Julie Burkhart, who operates abortion clinics in Oklahoma City and in Wichita, Kansas, already has a sense of the consequences of a Roe v. Wade reversal, based on events this year in the early months of the coronavirus pandemic.
The governors of Texas and some other Republican-led states issued executive orders banning most abortions on grounds they were non-essential medical procedures.
Before those bans were quashed, many Texas women journeyed to out-of-state abortion clinics, including Ms Burkhart’s Wichita clinic where the patient load quadrupled at one stage.
”It gave a peek into what a post-Roe world would look like, which was not a pretty sight,” Ms Burkhart said.
“It was devastating and heartbreaking.”
There are numerous organisations assisting women who need to travel out of state to access abortion, and such efforts are likely to expand if state abortion bans are permitted.
There is also likely to be an increase in do-it-yourself abortions, according to lawyery Jill E. Adams of If/When/How, which seeks to provide accurate information about this option and discourage authorities from criminalising it.
Already, many abortions are induced at home with a two-drug combination, under the guidance of a health professional.
Advocacy groups say home abortions using one of the drugs, misoprostol, can be done safely without professional oversight.
“If Roe is overturned or gutted, more people will need this option,” Ms Adams said.
Last year, at least eight states passed sweeping abortion bans — most of them so-called heartbeat bills that could ban abortion as early as six weeks into a pregnancy.
Tennessee politicians approved such a measure this year.
All the new bans have been at least temporarily blocked by judges.
In June, a divided Supreme Court struck down a Louisiana law regulating abortion clinics, reasserting a commitment to abortion rights over opposition from dissenting conservative justices in the first big abortion case of Mr Trump’s presidency.
Chief Justice John Roberts and his four more liberal colleagues, including Ms Ginsburg, ruled 5-4 that a law that requires doctors who perform abortions to have admitting privileges at nearby hospitals violates the rights established by Roe v.

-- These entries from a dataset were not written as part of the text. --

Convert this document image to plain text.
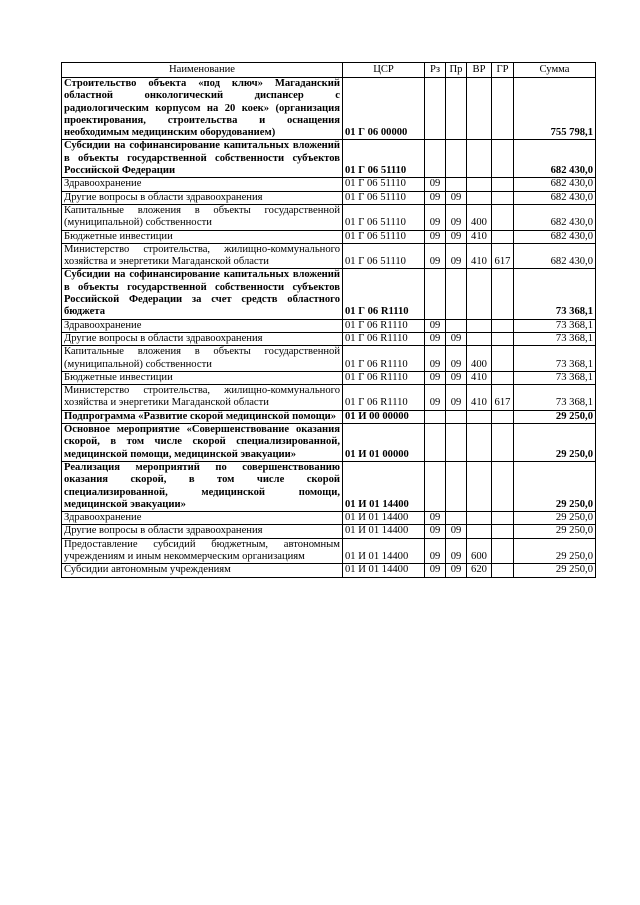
Наименование	ЦСР	Рз	Пр	ВР	ГР	Сумма
Строительство объекта «под ключ» Магаданский областной онкологический диспансер с радиологическим корпусом на 20 коек» (организация проектирования, строительства и оснащения необходимым медицинским оборудованием)	01 Г 06 00000					755 798,1
Субсидии на софинансирование капитальных вложений в объекты государственной собственности субъектов Российской Федерации	01 Г 06 51110					682 430,0
Здравоохранение	01 Г 06 51110	09				682 430,0
Другие вопросы в области здравоохранения	01 Г 06 51110	09	09			682 430,0
Капитальные вложения в объекты государственной (муниципальной) собственности	01 Г 06 51110	09	09	400		682 430,0
Бюджетные инвестиции	01 Г 06 51110	09	09	410		682 430,0
Министерство строительства, жилищно-коммунального хозяйства и энергетики Магаданской области	01 Г 06 51110	09	09	410	617	682 430,0
Субсидии на софинансирование капитальных вложений в объекты государственной собственности субъектов Российской Федерации за счет средств областного бюджета	01 Г 06 R1110					73 368,1
Здравоохранение	01 Г 06 R1110	09				73 368,1
Другие вопросы в области здравоохранения	01 Г 06 R1110	09	09			73 368,1
Капитальные вложения в объекты государственной (муниципальной) собственности	01 Г 06 R1110	09	09	400		73 368,1
Бюджетные инвестиции	01 Г 06 R1110	09	09	410		73 368,1
Министерство строительства, жилищно-коммунального хозяйства и энергетики Магаданской области	01 Г 06 R1110	09	09	410	617	73 368,1
Подпрограмма «Развитие скорой медицинской помощи»	01 И 00 00000					29 250,0
Основное мероприятие «Совершенствование оказания скорой, в том числе скорой специализированной, медицинской помощи, медицинской эвакуации»	01 И 01 00000					29 250,0
Реализация мероприятий по совершенствованию оказания скорой, в том числе скорой специализированной, медицинской помощи, медицинской эвакуации»	01 И 01 14400					29 250,0
Здравоохранение	01 И 01 14400	09				29 250,0
Другие вопросы в области здравоохранения	01 И 01 14400	09	09			29 250,0
Предоставление субсидий бюджетным, автономным учреждениям и иным некоммерческим организациям	01 И 01 14400	09	09	600		29 250,0
Субсидии автономным учреждениям	01 И 01 14400	09	09	620		29 250,0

Wade.
Were Mr Roberts to side with the three remaining liberals in future abortion cases, that bloc could be potentially outvoted by five conservatives, including the new Trump nominee.
Nancy Northup, president of the Centre for Reproductive Rights, noted that most recent abortion cases reaching the Supreme Court were decided by one-vote margins.
“The fact that the court was so close — with Ruth Bader Ginsburg on it — sends shivers down my spine in terms of how critical this next appointment is,” she said.
Michael New, an abortion opponent who teaches social research at Catholic University of America, said a successful Trump nomination could further embolden anti-abortion state legislators.
“Some state-level pro-life laws have been specifically drafted in such a way to obtain the vote of John Roberts,” Mr New said.
“If a Trump nominee is confirmed, it is possible that some states may pursue stronger laws that offer greater protection to the unborn.”